Subject Lines That Push Your Buttons: The Top Ten Phishing Openers

Consumers are worried about cyber security -- so much so that they are opening phishing emails designed to exploit that fear. When will they learn?

KnowBe4 studied tens of thousands of email subject lines from simulated phishing tests, and found that email users are falling for lines that play on “human emotions by causing feelings of alarm or curiosity,” states Perry Carpenter, chief evangelist and strategy officer, KnowBe4.

The tests included insidious simulated phishing templates created by KnowBe4 for clients and custom email designed by clients.

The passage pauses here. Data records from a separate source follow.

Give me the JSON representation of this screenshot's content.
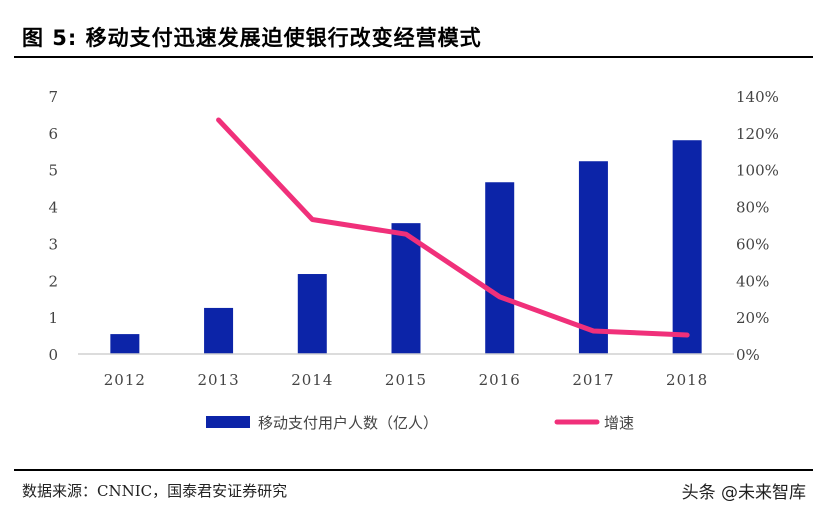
{
  "title": "图  5:  移动支付迅速发展迫使银行改变经营模式",
  "source": "数据来源：CNNIC，国泰君安证券研究",
  "watermark": "头条 @未来智库",
  "chart_data": {
    "type": "bar+line",
    "categories": [
      "2012",
      "2013",
      "2014",
      "2015",
      "2016",
      "2017",
      "2018"
    ],
    "series": [
      {
        "name": "移动支付用户人数（亿人）",
        "type": "bar",
        "axis": "left",
        "color": "#0c24a8",
        "values": [
          0.54,
          1.25,
          2.17,
          3.55,
          4.66,
          5.23,
          5.8
        ]
      },
      {
        "name": "增速",
        "type": "line",
        "axis": "right",
        "color": "#f0307a",
        "values": [
          null,
          127,
          73,
          65,
          31,
          12.5,
          10.3
        ]
      }
    ],
    "left_axis": {
      "ylim": [
        0,
        7
      ],
      "ticks": [
        "0",
        "1",
        "2",
        "3",
        "4",
        "5",
        "6",
        "7"
      ]
    },
    "right_axis": {
      "ylim": [
        0,
        140
      ],
      "ticks": [
        "0%",
        "20%",
        "40%",
        "60%",
        "80%",
        "100%",
        "120%",
        "140%"
      ]
    },
    "grid": false,
    "legend": "bottom"
  }
}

Here are the most clicked-on phishing test subject lines in the third quarter:

  • Password Check Required Immediately — 29%
  • You Have a New Voicemail — 13%    
  • Your order is on the way — 11%
  • Change of Password Required Immediately — 10% 
  • De-activation of [[email]] in Process — 9% 
  • Password Check Required Immediately — 6%
  • UPS Label Delivery 1ZBE312TNY00015011 — 6% 
  • Revised Vacation & Sick Time Policy — 6% 
  • You’ve received a Document for Signature — 5% 
  • Spam Notification: 1 New Messages — 5%

KnowBe4 also studied “wild west” subject lines from emails that were actually received and reported to company IT departments. Here are the top ten:  

  • You have a new encrypted message 
  • IT: Syncing Error – Returned incoming messages 
  •  HR: Contact information
  • FedEx: Sorry we missed you. 
  • Microsoft: Multiple login attempts 
  • Wells Fargo: Irregular Activities Detected on Your Credit Card
  • LinkedIn: Your account is at risk!
  • Microsoft/Office 365: [Reminder]: your secured message
  • Coinbase: Your cryptocurrency wallet: Two-factor settings changed

"Hackers are leveraging an individual’s desire to remain security minded or well informed by playing into his/her psyche," Carpenter says. "They do this by making someone believe they are at risk or that something needs immediate attention."

Carpenter adds, "These types of attacks are effective because they cause a person to simply react before thinking logically about the legitimacy of the email."

The antidote? Training, KnowBe4 says.